将`prepare_validation_features`应用到整个验证集：

In [39]:
validation_features = datasets["validation"].map(
    prepare_validation_features,
    batched=True,
    remove_columns=datasets["validation"].column_names
)

Map:   0%|          | 0/10570 [00:00<?, ? examples/s]

Now we can grab the predictions for all features by using the `Trainer.predict` method:

In [40]:
raw_predictions = trainer.predict(validation_features)

`Trainer`会隐藏模型不使用的列（在这里是`example_id`和`offset_mapping`，我们需要它们进行后处理），所以我们需要将它们重新设置回来：

In [41]:
validation_features.set_format(type=validation_features.format["type"], columns=list(validation_features.features.keys()))

现在，我们可以改进之前的测试：

由于在偏移映射中，当它对应于问题的一部分时，我们将其设置为None，因此可以轻松检查答案是否完全在上下文中。我们还可以从考虑中排除非常长的答案（可以调整的超参数）。

展开说下具体实现：
- 首先从模型输出中获取起始和结束的逻辑值（logits），这些值表明答案在文本中可能开始和结束的位置。
- 然后，它使用偏移映射（offset_mapping）来找到这些逻辑值在原始文本中的具体位置。
- 接下来，代码遍历可能的开始和结束索引组合，排除那些不在上下文范围内或长度不合适的答案。
- 对于有效的答案，它计算出一个分数（基于开始和结束逻辑值的和），并将答案及其分数存储起来。
- 最后，它根据分数对答案进行排序，并返回得分最高的几个答案。

In [42]:
max_answer_length = 30

In [43]:
start_logits = output.start_logits[0].cpu().numpy()
end_logits = output.end_logits[0].cpu().numpy()
offset_mapping = validation_features[0]["offset_mapping"]

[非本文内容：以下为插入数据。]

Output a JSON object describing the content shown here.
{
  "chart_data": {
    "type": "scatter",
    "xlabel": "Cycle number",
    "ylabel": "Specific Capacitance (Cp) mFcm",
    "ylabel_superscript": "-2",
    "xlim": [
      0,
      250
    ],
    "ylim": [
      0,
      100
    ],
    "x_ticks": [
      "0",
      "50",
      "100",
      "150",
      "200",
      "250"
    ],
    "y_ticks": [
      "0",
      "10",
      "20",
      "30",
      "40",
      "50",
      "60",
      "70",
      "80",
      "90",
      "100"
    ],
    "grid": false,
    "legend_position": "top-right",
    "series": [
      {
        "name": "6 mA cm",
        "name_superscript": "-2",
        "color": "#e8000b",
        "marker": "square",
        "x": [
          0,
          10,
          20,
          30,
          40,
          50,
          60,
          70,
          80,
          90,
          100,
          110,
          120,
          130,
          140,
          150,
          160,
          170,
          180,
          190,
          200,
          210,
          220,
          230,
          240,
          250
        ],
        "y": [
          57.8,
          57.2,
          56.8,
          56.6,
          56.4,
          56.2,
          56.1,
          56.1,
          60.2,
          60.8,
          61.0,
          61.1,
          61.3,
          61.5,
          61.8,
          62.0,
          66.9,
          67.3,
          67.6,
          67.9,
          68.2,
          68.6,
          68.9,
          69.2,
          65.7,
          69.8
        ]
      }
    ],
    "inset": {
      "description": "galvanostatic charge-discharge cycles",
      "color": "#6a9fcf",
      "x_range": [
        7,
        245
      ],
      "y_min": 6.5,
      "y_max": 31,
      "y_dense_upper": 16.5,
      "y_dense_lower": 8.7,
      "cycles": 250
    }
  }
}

# 第一个特征来自第一个示例。对于更一般的情况，我们需要将example_id匹配到一个示例索引
context = datasets["validation"][0]["context"]

# 收集最佳开始/结束逻辑的索引：
start_indexes = np.argsort(start_logits)[-1 : -n_best_size - 1 : -1].tolist()
end_indexes = np.argsort(end_logits)[-1 : -n_best_size - 1 : -1].tolist()
valid_answers = []
for start_index in start_indexes:
    for end_index in end_indexes:
        # 不考虑超出范围的答案，原因是索引超出范围或对应于输入ID的部分不在上下文中。
        if (
            start_index >= len(offset_mapping)
            or end_index >= len(offset_mapping)
            or offset_mapping[start_index] is None
            or offset_mapping[end_index] is None
        ):
            continue
        # 不考虑长度小于0或大于max_answer_length的答案。
        if end_index < start_index or end_index - start_index + 1 > max_answer_length:
            continue
        if start_index <= end_index: # 我们需要细化这个测试，以检查答案是否在上下文中
            start_char = offset_mapping[start_index][0]
            end_char = offset_mapping[end_index][1]
            valid_answers.append(
                {
                    "score": start_logits[start_index] + end_logits[end_index],
                    "text": context[start_char: end_char]
                }
            )

valid_answers = sorted(valid_answers, key=lambda x: x["score"], reverse=True)[:n_best_size]
valid_answers


[{'score': 16.85605, 'text': 'Denver Broncos'},
 {'score': 14.393804,
  'text': 'Denver Broncos defeated the National Football Conference (NFC) champion Carolina Panthers'},
 {'score': 12.881678, 'text': 'Broncos'},
 {'score': 12.01755, 'text': 'Denver'},
 {'score': 11.989048,
  'text': 'American Football Conference (AFC) champion Denver Broncos'},
 {'score': 11.743425, 'text': 'Carolina Panthers'},
 {'score': 10.916711,
  'text': 'The American Football Conference (AFC) champion Denver Broncos'},
 {'score': 10.419431,
  'text': 'Broncos defeated the National Football Conference (NFC) champion Carolina Panthers'},
 {'score': 10.310012,
  'text': 'Denver Broncos defeated the National Football Conference'},
 {'score': 9.981752,
  'text': 'Denver Broncos defeated the National Football Conference (NFC)'},
 {'score': 9.526801,
  'text': 'American Football Conference (AFC) champion Denver Broncos defeated the National Football Conference (NFC) champion Carolina Panthers'},
 {'score': 9.417948

打印比较模型输出和标准答案（Ground-truth）是否一致:

In [44]:
datasets["validation"][0]["answers"]

{'text': ['Denver Broncos', 'Denver Broncos', 'Denver Broncos'],
 'answer_start': [177, 177, 177]}

**模型最高概率的输出与标准答案一致**

正如上面的代码所示，这在第一个特征上很容易，因为我们知道它来自第一个示例。

对于其他特征，我们需要建立一个示例与其对应特征的映射关系。

此外，由于一个示例可以生成多个特征，我们需要将由给定示例生成的所有特征中的所有答案汇集在一起，然后选择最佳答案。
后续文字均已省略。